Die Legaldefinition der Obsorge findet sich in § 144 ABGB, wonach die Eltern das minderjährige Kind zu pflegen und zu erziehen, sein Vermögen zu verwalten und es in diesen sowie allen anderen Angelegenheiten zu vertreten haben. Dabei umfasst die Pflege und Erziehung sowie die Vermögensverwaltung jeweils auch die gesetzliche Vertretung in diesen Bereichen. Wenn das Gesetz in anderen Bestimmungen von „Obsorge“ spricht, sind immer alle in § 144 ABGB genannten Teilbereiche gemeint.
§ 177 ABGB lässt im Fall der Scheidung, Aufhebung oder Nichtigerklärung der Ehe der Eltern eines minderjährigen ehelichen Kindes die Obsorge beider Eltern aufrecht. Die Eltern können jedoch dem Gericht auch in Abänderung einer bestehenden Regelung eine Vereinbarung über die Betrauung mit der Obsorge vorlegen, wobei die Betrauung eines Elternteils allein oder beider Eltern vereinbart werden kann. Im Fall der Obsorge beider Eltern kann diejenige eines Elternteils auf bestimmte Angelegenheiten beschränkt sein.

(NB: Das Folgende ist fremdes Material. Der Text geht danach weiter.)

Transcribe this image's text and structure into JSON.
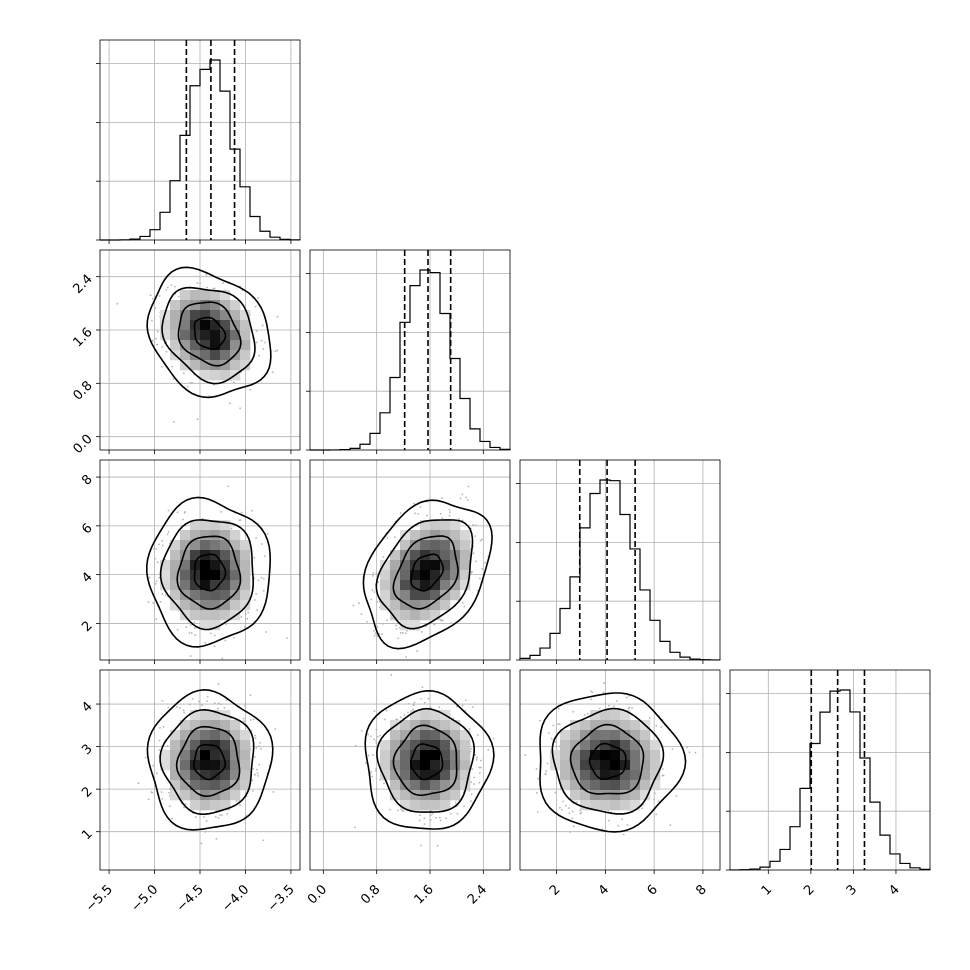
{
  "chart_data": {
    "type": "corner",
    "n_params": 4,
    "grid": true,
    "colors": {
      "hist": "#000000",
      "scatter": "#b5b5b5",
      "fill_dark": "#000000",
      "fill_light": "#ffffff"
    },
    "params": [
      {
        "range": [
          -5.6,
          -3.4
        ],
        "ticks": [
          -5.5,
          -5.0,
          -4.5,
          -4.0,
          -3.5
        ],
        "tick_labels": [
          "−5.5",
          "−5.0",
          "−4.5",
          "−4.0",
          "−3.5"
        ],
        "mean": -4.4,
        "std": 0.25,
        "quantiles": [
          -4.65,
          -4.38,
          -4.12
        ]
      },
      {
        "range": [
          -0.2,
          2.8
        ],
        "ticks": [
          0.0,
          0.8,
          1.6,
          2.4
        ],
        "tick_labels": [
          "0.0",
          "0.8",
          "1.6",
          "2.4"
        ],
        "mean": 1.55,
        "std": 0.35,
        "quantiles": [
          1.22,
          1.57,
          1.91
        ]
      },
      {
        "range": [
          0.5,
          8.7
        ],
        "ticks": [
          2,
          4,
          6,
          8
        ],
        "tick_labels": [
          "2",
          "4",
          "6",
          "8"
        ],
        "mean": 4.1,
        "std": 1.1,
        "quantiles": [
          2.95,
          4.07,
          5.22
        ]
      },
      {
        "range": [
          0.1,
          4.8
        ],
        "ticks": [
          1,
          2,
          3,
          4
        ],
        "tick_labels": [
          "1",
          "2",
          "3",
          "4"
        ],
        "mean": 2.65,
        "std": 0.6,
        "quantiles": [
          2.01,
          2.63,
          3.26
        ]
      }
    ],
    "correlations": [
      [
        1.0,
        -0.2,
        0.0,
        0.0
      ],
      [
        -0.2,
        1.0,
        0.3,
        0.0
      ],
      [
        0.0,
        0.3,
        1.0,
        0.0
      ],
      [
        0.0,
        0.0,
        0.0,
        1.0
      ]
    ],
    "hist_bins": 20,
    "sigma_levels": [
      0.5,
      1.0,
      1.5,
      2.0
    ]
  }
}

Für den Fall, dass ein Elternteil die Aufhebung einer solchen Obsorge beantragt, also das Einvernehmen später wegfällt, hat das Gericht, wenn es nicht gelingt, eine gütliche Einigung herbeizuführen, nach Maßgabe des Kindeswohls einen Elternteil allein mit der Obsorge zu betrauen (§ 177a Abs 2 ABGB). Ein solcher Antrag bedarf keiner Begründung (2 Ob 266/05i mit Darstellung der Lehre). Es genügt der durch die Antragstellung zum Ausdruck gebrachte Wegfall des Willens eines Elternteils auf Aufrechterhaltung der gemeinsamen Obsorge. Diesfalls ist gegen den Willen eines Elternteils eine Aufrechterhaltung der Obsorge beider Eltern auch nur in einem Teilbereich ausgeschlossen (vgl RIS Justiz RS0120492; zur Problematik: ua S. Beck , Kinder brauchen beide Eltern Neue Wege im Kindschaftsrecht, EF Z 2010, 220 f [222]).

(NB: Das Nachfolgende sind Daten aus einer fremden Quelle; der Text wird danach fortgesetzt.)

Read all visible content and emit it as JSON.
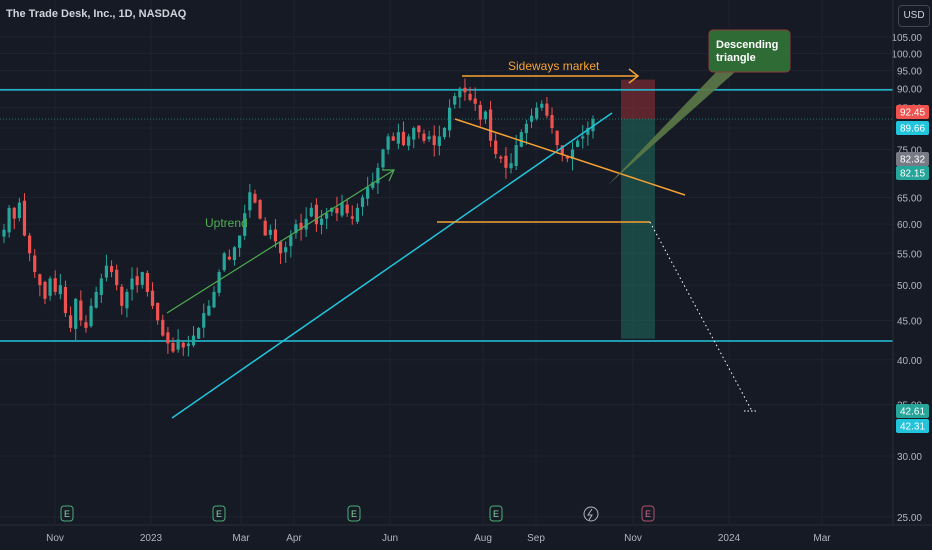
{
  "header": {
    "title": "The Trade Desk, Inc., 1D, NASDAQ",
    "currency": "USD"
  },
  "colors": {
    "background": "#161a25",
    "up_candle": "#26a69a",
    "down_candle": "#ef5350",
    "support_resistance": "#22c4dc",
    "triangle": "#f7a233",
    "uptrend_arrow": "#4caf50",
    "callout_fill": "#2e6b35",
    "target_zone": "#1f6d5d",
    "stop_zone": "#8e2f36"
  },
  "chart_data": {
    "type": "candlestick",
    "title": "The Trade Desk, Inc., 1D, NASDAQ",
    "y_scale": "log",
    "ylim": [
      24,
      110
    ],
    "y_ticks": [
      "105.00",
      "100.00",
      "95.00",
      "90.00",
      "85.00",
      "80.00",
      "75.00",
      "70.00",
      "65.00",
      "60.00",
      "55.00",
      "50.00",
      "45.00",
      "40.00",
      "35.00",
      "30.00",
      "25.00"
    ],
    "x_ticks": [
      "Nov",
      "2023",
      "Mar",
      "Apr",
      "Jun",
      "Aug",
      "Sep",
      "Nov",
      "2024",
      "Mar"
    ],
    "price_labels": [
      {
        "text": "92.45",
        "color": "#ef5350"
      },
      {
        "text": "89.66",
        "color": "#22c4dc"
      },
      {
        "text": "82.32",
        "color": "#787b86"
      },
      {
        "text": "82.15",
        "color": "#26a69a"
      },
      {
        "text": "42.61",
        "color": "#26a69a"
      },
      {
        "text": "42.31",
        "color": "#22c4dc"
      }
    ],
    "horizontal_levels": [
      89.66,
      42.31
    ],
    "closes": [
      59,
      63,
      61,
      64,
      58,
      55,
      52,
      50,
      48,
      51,
      49,
      50,
      46,
      44,
      48,
      45,
      44,
      47,
      49,
      51,
      53,
      52,
      50,
      47,
      49,
      51,
      50,
      52,
      49,
      47,
      45,
      43,
      42,
      41,
      42.5,
      41.5,
      42,
      43,
      44,
      46,
      47,
      49,
      52,
      55,
      54,
      56,
      58,
      62,
      66,
      64,
      61,
      58,
      59,
      57,
      55,
      56,
      58,
      60,
      59,
      61,
      63,
      60,
      61,
      62,
      63,
      62,
      64,
      62,
      61,
      63,
      65,
      67,
      68,
      71,
      75,
      78,
      77,
      79,
      76,
      78,
      80,
      79,
      77,
      78,
      76,
      78,
      80,
      85,
      88,
      90,
      89,
      87,
      86,
      82,
      84,
      77,
      74,
      73,
      71,
      72,
      76,
      79,
      81,
      83,
      85,
      86,
      83,
      80,
      76,
      74,
      73,
      75,
      77,
      78,
      80,
      82.15
    ],
    "annotations": [
      "Uptrend",
      "Sideways market",
      "Descending\ntriangle"
    ],
    "events": [
      "E",
      "E",
      "E",
      "E",
      "E"
    ]
  },
  "annotations": {
    "uptrend": "Uptrend",
    "sideways": "Sideways market",
    "triangle_line1": "Descending",
    "triangle_line2": "triangle"
  }
}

Entgegen dieser geltenden Rechtslage haben die Vorinstanzen dem Vater die Obsorge nur in einem Teilbereich, nämlich der Pflege und Erziehung, übertragen. Nach der klaren Anordnung des § 177a Abs 2 ABGB ist allerdings nach Maßgabe des Kindeswohls in einem Fall wie dem vorliegenden ein Elternteil allein mit der Obsorge zu betrauen.

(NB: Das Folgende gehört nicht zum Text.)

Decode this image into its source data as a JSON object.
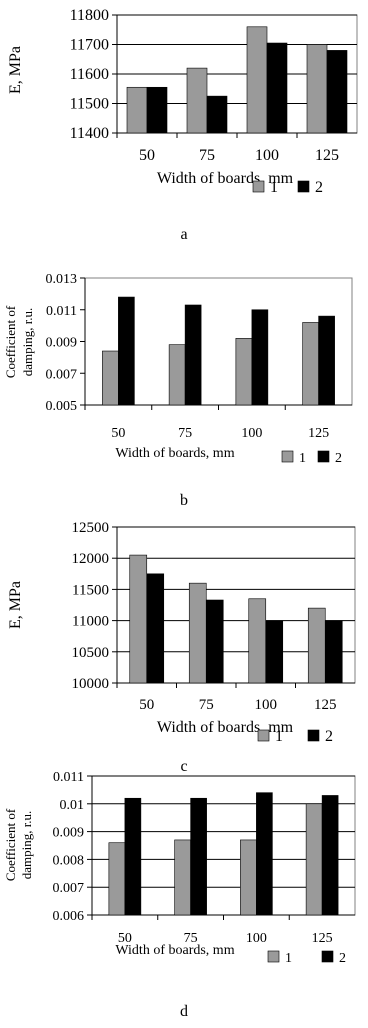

Weil sich die Entscheidungen der Vorinstanzen aber ausschließlich mit dem Aspekt der Angelegenheiten der Pflege und Erziehung (§§ 146 ff ABGB) und einer Einschränkung der Obsorge nach den Maßstäben des § 176 ABGB befassten, ist die Sache insofern nicht entscheidungsreif. Entgegen der Ansicht des Revisionsrekurses ist für eine Entscheidung aber keinesfalls Voraussetzung, dass eine aktuelle Gefährdung des Kindeswohls oder sonst ein besonders wichtiger Grund vorläge, wie ihn § 176 ABGB regelt. Es reicht vielmehr aus, dass das Einvernehmen der Eltern über die gemeinsame Obsorge weggefallen ist, wobei die vom Gesetz dann aufgetragene Entscheidung auch nicht durch den Umfang des Begehrens, hier auf Zuweisung nur eines Obsorgeteilbereichs, begrenzt ist. Maßgebliches Kriterium ist allein das Kindeswohl (vgl Hopf in KBB³ Rz 8 zu §§ 177 177a ABGB mit Darstellung der Rsp).
Im Ergebnis hat dies daher zur Aufhebung der Entscheidungen der Vorinstanzen zu führen, ohne dass derzeit auf die Frage der Richtigkeit bzw Vertretbarkeit der Entscheidung im Einzelfall eingegangen werden kann.